GIULIANOVA - Die Freiwilligen des Roten Kreuzes von Giulianova feiern in diesen Tagen das zweite Jahr ihrer Aktivität. Zwei Jahre von brillanten Resultaten, wie die zum '93 berichteten und vor einigen Tagen während einer sympathischen Feier veröffentlichten Ziffern hervorheben: 136 angestellte Freiwillige, 43.708 Stunden Einsatz, rund um die Uhr, 840 Einsätze mit der Ambulanz (nur in Notfällen), 12.526 km zurückgelegt. Und neben den Notfällen, unterschied sich die Gruppe in vielen anderen Einsatzbereichen: durch Wasserrettungs-Einsatz an den freien Stränden mit dem Einsatz von 25 freiwilligen Bademeistern (500 Stunden im Juli und August '93 eingesetzt); durch die Assistenz bei Fußballwettbewerben der Mannschaften Giulianova und Mosciano und weitere Sportveranstaltungen; durch Sozialassistenz für behinderte Jugendliche der Schule Pagliaccetti.
Die Freiwilligen haben sich anschließend um die Organisation eines regionalen Platzes des Zivilen Schutzes für die Simulation von Noteinsätzen im Falle eines Erdbebens gekümmert; sie haben an Bildungskursen für die Suche nach Bergvermissten teilgenommen und haben einen Kurs für radio-zentrale Arbeiter im Sinne des "118" veranstaltet.
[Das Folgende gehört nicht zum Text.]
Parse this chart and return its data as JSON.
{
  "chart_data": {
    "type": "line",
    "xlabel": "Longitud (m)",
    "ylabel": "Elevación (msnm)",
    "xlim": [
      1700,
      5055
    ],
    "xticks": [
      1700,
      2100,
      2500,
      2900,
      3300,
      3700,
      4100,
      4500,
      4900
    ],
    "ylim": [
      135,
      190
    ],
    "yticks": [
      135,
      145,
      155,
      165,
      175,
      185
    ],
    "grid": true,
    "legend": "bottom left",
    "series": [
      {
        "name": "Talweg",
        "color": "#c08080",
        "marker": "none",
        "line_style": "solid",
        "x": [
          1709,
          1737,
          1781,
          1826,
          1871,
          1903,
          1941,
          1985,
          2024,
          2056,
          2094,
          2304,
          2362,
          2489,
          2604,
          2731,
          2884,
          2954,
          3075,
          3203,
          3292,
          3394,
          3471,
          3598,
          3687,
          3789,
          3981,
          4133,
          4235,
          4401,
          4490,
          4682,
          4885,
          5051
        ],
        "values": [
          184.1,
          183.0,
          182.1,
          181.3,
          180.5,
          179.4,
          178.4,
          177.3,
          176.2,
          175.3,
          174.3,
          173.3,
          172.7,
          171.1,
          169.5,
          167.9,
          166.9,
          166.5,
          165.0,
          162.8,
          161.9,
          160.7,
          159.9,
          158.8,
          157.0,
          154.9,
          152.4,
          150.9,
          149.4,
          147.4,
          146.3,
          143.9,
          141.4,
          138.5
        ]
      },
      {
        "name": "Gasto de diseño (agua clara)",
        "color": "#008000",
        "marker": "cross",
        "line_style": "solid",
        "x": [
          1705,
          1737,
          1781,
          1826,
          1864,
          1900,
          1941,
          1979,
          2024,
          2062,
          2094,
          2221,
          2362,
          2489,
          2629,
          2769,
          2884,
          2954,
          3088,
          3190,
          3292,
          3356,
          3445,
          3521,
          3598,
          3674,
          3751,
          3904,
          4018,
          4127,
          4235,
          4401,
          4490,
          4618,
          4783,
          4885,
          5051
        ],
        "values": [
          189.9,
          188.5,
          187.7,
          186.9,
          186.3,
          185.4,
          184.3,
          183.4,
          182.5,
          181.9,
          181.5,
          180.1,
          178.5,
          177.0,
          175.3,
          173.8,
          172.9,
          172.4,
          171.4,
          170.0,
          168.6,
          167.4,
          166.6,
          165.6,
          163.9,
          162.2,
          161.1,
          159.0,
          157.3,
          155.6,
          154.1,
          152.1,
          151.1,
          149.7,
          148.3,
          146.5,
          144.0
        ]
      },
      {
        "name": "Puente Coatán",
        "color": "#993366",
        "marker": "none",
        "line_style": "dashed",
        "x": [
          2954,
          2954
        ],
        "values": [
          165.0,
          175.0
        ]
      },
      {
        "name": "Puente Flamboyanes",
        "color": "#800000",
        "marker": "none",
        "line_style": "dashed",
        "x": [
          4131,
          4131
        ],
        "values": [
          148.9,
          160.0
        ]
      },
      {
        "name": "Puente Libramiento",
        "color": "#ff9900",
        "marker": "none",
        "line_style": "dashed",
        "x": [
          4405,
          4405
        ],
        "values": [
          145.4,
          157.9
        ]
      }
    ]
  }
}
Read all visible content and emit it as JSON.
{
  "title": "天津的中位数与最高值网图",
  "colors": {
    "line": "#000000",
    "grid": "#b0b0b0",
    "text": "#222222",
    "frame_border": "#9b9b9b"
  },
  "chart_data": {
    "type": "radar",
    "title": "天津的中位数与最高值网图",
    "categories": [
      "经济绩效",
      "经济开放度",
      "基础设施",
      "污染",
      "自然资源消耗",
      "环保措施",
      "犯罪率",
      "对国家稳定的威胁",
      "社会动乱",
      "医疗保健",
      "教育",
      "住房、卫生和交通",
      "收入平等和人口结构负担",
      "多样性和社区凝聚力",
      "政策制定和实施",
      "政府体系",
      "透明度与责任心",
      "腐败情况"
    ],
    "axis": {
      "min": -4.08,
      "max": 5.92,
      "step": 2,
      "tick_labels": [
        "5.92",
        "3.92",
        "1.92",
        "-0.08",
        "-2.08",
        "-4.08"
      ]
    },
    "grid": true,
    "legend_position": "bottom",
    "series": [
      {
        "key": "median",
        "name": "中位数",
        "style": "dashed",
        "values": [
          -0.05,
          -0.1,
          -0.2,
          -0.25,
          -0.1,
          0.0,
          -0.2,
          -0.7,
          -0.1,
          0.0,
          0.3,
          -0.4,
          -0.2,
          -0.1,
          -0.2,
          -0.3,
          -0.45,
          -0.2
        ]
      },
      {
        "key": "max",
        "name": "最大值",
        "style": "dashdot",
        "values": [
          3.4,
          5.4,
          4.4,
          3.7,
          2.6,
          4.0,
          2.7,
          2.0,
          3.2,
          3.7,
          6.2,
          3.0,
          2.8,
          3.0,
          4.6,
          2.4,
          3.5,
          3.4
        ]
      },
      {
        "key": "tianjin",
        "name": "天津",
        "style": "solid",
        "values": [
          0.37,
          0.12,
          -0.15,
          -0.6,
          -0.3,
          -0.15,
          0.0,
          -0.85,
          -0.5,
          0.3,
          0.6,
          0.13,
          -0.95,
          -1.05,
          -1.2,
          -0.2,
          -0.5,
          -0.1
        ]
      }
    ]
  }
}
In diesem Jahr werden all diese Aktivitäten durch den Tauch-Einsatz erweitert.

Artikel aus "Il Centro"
Hunde für die Rettung im Wasser - Giulianova: Das Italienische Rote Kreuz hat eine Hunde-Einheit

GIULIANOVA - Hunde, die den Menschen helfen und manchmal Menschenleben retten: wir sind gewohnt, sie oft in Rettungseinsätzen zu sehen. Dieselben Szenen könnten in diesem Sommer in Giulianova geschehen, nachdem die Freiwilligen des lokalen Roten Kreuzes eine "Hunde-Einheit" für die Wasser-Rettung zur Verfügung haben.
Es sind zwei wundervolle Terranova-Exemplare, Asia und Atena, zwei Weibchen der berühmten Rasse, welche für ihre bemerkenswerte Möglichkeit, sich in Wasser zu bewegen, bekannt ist, die "Bestandteile" dieser Einheit. Die Hunde werden während der Einsätze von Freiwilligen unterstützt, welche für diese Art von Einsatz vorbereitet sind. Asia und Atena haben in diesen Tagen bereits einige simulierte Einsätze vorgenommen. Die Einheit von Giulianova ist die erste Einheit des Italienischen Roten Kreuzes der Provinzregion, welche eine Hunde-Einheit besitzt.